I’m fairly certain I read this book in junior high because it was set in a place in the mountains where I lived. When I figure it all out, I’m come back and write more.
So I am coming back after re-reading this number one bestseller (Wright, the author made a million dollars) in 1914!!! Critics hated it. (While they certainly have valid points which I will get to, I have to tell you that Wright skewers critics in this novel. Um, I don't think the critics were totally unbiased.)
You will not find The Eyes of the World on any current list of 1914 book list challenges. You will find 3 James Joyce pieces: Dubliners, Araby, The Dead; Bram Stoker's Dracula; a couple of L.Frank Baum books; Arthur Conan Doyle; Kahlil Gibran; Jack London; G.K.Chesterton; H.G.Wells; Elsinore Pruitt Stewart's Letters of a Woman Homesteader (okay, so this last one probably not many people know but I have read it).

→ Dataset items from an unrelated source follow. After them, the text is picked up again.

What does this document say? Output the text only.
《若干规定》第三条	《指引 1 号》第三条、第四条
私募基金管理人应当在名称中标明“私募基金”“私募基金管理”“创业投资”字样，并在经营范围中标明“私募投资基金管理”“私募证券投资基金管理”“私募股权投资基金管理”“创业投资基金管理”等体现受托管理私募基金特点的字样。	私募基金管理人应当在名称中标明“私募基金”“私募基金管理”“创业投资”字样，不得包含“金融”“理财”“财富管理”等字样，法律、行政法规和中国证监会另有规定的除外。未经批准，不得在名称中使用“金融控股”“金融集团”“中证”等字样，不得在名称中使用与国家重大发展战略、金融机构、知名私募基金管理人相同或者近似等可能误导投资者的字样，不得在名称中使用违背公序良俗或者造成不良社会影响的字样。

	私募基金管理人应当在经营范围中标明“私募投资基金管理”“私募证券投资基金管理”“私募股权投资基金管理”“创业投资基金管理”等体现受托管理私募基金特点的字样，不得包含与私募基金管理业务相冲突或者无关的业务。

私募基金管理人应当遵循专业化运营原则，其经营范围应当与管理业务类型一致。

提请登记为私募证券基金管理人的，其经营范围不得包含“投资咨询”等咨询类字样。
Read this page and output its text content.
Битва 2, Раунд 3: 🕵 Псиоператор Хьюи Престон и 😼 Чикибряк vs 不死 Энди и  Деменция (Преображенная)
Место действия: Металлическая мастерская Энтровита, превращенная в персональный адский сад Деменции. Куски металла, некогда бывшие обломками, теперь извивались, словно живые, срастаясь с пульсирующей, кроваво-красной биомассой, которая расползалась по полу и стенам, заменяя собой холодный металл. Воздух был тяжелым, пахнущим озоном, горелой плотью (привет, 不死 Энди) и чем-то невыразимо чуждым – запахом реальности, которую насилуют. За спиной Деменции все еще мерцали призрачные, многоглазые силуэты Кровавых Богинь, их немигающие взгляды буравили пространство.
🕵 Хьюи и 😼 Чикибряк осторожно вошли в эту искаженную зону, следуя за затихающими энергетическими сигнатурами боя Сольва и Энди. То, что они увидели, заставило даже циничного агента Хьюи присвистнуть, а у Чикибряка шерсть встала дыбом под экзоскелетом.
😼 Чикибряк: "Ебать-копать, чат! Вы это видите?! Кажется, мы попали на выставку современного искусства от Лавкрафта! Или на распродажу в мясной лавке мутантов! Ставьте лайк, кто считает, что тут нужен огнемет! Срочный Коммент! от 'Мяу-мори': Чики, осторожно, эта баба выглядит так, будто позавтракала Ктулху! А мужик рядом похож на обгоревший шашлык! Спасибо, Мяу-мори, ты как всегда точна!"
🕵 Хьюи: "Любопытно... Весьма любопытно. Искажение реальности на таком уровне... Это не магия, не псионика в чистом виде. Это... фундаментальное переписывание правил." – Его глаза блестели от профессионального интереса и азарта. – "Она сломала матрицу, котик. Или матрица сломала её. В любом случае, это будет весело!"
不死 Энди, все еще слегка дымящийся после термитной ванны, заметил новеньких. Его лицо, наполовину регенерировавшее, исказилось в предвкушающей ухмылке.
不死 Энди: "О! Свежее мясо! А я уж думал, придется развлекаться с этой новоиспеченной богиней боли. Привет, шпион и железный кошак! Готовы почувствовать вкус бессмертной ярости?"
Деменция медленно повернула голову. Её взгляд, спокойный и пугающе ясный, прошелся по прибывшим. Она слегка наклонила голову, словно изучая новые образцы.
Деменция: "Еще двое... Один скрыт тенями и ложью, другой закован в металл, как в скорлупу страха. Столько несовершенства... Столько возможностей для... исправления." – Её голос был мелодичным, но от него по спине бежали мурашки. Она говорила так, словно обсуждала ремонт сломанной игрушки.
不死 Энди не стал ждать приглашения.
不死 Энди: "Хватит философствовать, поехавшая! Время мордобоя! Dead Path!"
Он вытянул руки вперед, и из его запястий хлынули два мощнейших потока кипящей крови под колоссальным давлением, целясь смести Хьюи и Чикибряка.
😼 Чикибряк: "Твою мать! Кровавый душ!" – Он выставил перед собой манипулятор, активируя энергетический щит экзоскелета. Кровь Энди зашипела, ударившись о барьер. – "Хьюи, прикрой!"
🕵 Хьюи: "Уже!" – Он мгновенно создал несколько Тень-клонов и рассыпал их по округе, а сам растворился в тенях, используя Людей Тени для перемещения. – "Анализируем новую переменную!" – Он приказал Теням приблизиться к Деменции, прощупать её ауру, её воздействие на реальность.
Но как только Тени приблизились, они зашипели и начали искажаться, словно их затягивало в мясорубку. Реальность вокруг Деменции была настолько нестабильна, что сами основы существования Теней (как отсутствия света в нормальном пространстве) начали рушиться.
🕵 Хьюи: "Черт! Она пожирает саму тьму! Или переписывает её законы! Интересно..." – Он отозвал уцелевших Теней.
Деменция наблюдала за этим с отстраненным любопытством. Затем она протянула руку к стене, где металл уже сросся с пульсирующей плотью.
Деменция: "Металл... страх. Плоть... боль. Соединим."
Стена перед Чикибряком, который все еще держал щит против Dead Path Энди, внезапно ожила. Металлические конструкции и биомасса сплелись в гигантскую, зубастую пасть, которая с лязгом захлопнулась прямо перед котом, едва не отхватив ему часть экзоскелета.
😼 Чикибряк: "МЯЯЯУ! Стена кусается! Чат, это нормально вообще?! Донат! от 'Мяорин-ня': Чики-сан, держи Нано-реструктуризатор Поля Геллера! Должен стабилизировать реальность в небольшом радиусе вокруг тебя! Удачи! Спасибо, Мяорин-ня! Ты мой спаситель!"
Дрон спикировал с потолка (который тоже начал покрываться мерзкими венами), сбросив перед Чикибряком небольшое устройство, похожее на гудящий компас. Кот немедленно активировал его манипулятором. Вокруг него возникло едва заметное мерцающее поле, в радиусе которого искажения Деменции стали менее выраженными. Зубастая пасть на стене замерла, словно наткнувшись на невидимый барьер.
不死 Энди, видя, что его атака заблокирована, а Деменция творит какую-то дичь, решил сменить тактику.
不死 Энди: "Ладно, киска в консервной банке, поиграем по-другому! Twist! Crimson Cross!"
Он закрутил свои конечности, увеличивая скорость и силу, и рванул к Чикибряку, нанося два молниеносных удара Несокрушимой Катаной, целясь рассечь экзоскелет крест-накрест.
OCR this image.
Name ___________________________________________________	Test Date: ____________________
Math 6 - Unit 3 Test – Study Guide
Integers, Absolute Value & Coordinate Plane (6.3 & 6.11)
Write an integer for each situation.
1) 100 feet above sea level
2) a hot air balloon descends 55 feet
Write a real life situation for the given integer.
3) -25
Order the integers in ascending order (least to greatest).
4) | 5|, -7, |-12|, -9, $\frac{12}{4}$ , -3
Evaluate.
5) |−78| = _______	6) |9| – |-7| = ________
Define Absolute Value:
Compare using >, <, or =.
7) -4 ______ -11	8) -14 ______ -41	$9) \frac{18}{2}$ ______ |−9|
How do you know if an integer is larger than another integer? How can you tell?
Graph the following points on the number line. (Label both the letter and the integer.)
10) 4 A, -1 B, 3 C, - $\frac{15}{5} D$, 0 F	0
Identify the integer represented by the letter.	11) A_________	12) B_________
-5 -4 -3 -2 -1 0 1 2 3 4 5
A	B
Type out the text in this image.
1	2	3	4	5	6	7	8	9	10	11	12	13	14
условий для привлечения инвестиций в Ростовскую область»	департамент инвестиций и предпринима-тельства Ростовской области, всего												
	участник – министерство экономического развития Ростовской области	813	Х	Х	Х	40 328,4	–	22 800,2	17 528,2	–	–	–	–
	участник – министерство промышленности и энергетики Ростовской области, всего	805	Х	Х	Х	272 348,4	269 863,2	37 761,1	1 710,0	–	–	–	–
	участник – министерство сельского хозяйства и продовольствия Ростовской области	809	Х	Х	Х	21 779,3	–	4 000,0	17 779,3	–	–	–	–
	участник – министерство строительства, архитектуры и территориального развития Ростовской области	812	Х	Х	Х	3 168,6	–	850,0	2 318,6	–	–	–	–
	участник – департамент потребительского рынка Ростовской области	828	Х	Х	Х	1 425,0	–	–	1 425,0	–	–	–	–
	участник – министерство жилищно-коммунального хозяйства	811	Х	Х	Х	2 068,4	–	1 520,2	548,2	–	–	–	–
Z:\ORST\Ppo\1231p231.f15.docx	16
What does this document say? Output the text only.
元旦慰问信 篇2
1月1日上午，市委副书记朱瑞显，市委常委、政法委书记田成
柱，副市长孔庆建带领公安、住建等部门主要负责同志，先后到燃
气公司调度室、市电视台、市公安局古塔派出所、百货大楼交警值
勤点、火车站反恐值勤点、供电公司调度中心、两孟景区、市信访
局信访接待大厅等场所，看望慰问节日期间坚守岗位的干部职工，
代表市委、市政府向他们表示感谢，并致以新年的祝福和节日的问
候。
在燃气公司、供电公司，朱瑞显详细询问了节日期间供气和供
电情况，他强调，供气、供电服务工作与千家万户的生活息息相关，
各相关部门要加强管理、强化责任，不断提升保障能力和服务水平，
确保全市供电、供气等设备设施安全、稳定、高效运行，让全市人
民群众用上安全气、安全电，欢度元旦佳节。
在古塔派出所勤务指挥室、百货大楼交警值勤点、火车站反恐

So, what's the issue here? When I first read it as a middle schooler, my friend Merilee loaned it to me stating, "The writing is not very good but it's about our Eyes of the World (location)." I didn't realize until I read it last month as an adult that "eyes of the world" had more to do with how people try to be a certain way for the world (and, goodness, how the eyes of the world have multiplied here close to 110 years later).
The story is clearly melodramatic, yet at the time I read it (and somewhat to this day) I was in love with these mountains in the same way that Wright was. The area is real. I visited there recently and the way he describes the opening and closing into the canyon is perfect. As for Fairlands, it is a very thinly veiled portrayal of Redlands (the wealthy at the time could not have been too happy with this). Wright was a pastor in Redlands, and I would love to know the story why he could not be a pastor and a novelist at the same time.
The story is quite moralistic -- perhaps not so strange for 1914; however, Wright includes situations that would definitely rate some trigger warnings. For those of us who lived in those same mountains as young children and either saw, lived it, or learned later in life the worst of the Hollywood types come in and get away worse things than James Rutlidge did (if only they had met their end in the same way as this fictional character).
Wright is an author of his time and there are cringe worthy passages: "Will Andres was as true and square and white a man as ever lived" (hand to forehead); Mexican outlaws; Yee Kee the Chinaman...ugh, ugh, ugh.
The Eyes of the World is an allegory of sorts, but an overly obvious one where Wright tells you who is Nature (the innocent maiden), Civilization (the author who sold out to popularity, fame, and wealth) who remarks: "Well, here they come -- 'The Age', accompanied by 'Materialism', 'Sensual', and 'Ragtime' -- to look upon the prostitution of Art, and call it good." As overdone as this all is, the subject is discussion worthy.
1) I would not have called the innocent maiden (who Rutledge seeks to despoil by force) Nature. I think she is Beauty as in one of the Transcendentals (the Transcendental most forgotten in the triad of Truth, Goodness, and Beauty).
2) It is perhaps ironic that this book of Wright's was a number one bestseller and made him a million dollars. "We use our art to gain our own vain ends instead of being driven by our art to find adequate expression for some great truth that demands through us a hearing" (34%). "Thus it is when 'Art' becomes entangled with the family of 'Materialism.' It's hard to break away from the flesh-pots -- even when you know you are on the road to the Promised Land."
3) I had just finished reading a book on Thomas Merton so I had thoughts from Merton on the false self, writing, materialism in my head as I was reading sentences from Wright such as 'And must one be known -- to be great?' she asked. "Might not an artist be great and still be unknown?'" and "No, no, you are joking. You do not really think that being known to the world and greatness are the same." ""It's so hard to be yourself in the world. Everybody, there, seems trying to be something they are not. no one dares to be just themselves."
For myself, as much as I appreciate Wright's attempt at getting to these thoughts on Materialism, Civilization, Art, etc., I couldn't help but feel sorry for the character who represented The Age, Mrs. Taine. The author makes no allowances for how an evil man deceived her mother, took her away, raised her up, married her off in a loveless match to Materialism, and made her what she was. I probably wasn't meant to see real people in an allegory, but that can be the challenge with allegories, isn't it?
I just gave three stars to a book many of my friends gave 4 and 5 stars (and even I admit to the writing being better in the other book), yet here I am also giving this book 3 stars. But, the other book I would pay book subscription price for and this book I would pay thrift book prices. Three stars is my challenging area. For me, this book represents places I love and this discussion on materialism, art, civilization, but I thoroughly admit to it being melodramatic product of its time while still being ahead of its time in some ways. When my husband asked if I was skewering it or giving it a positive review, I replied, "praising with faint damns" (a phrase that is going to come up quite often -- along with its opposite -- as I do a massive book review drop in the next few days).
My mom? Maybe? The whole allegory thing might throw her.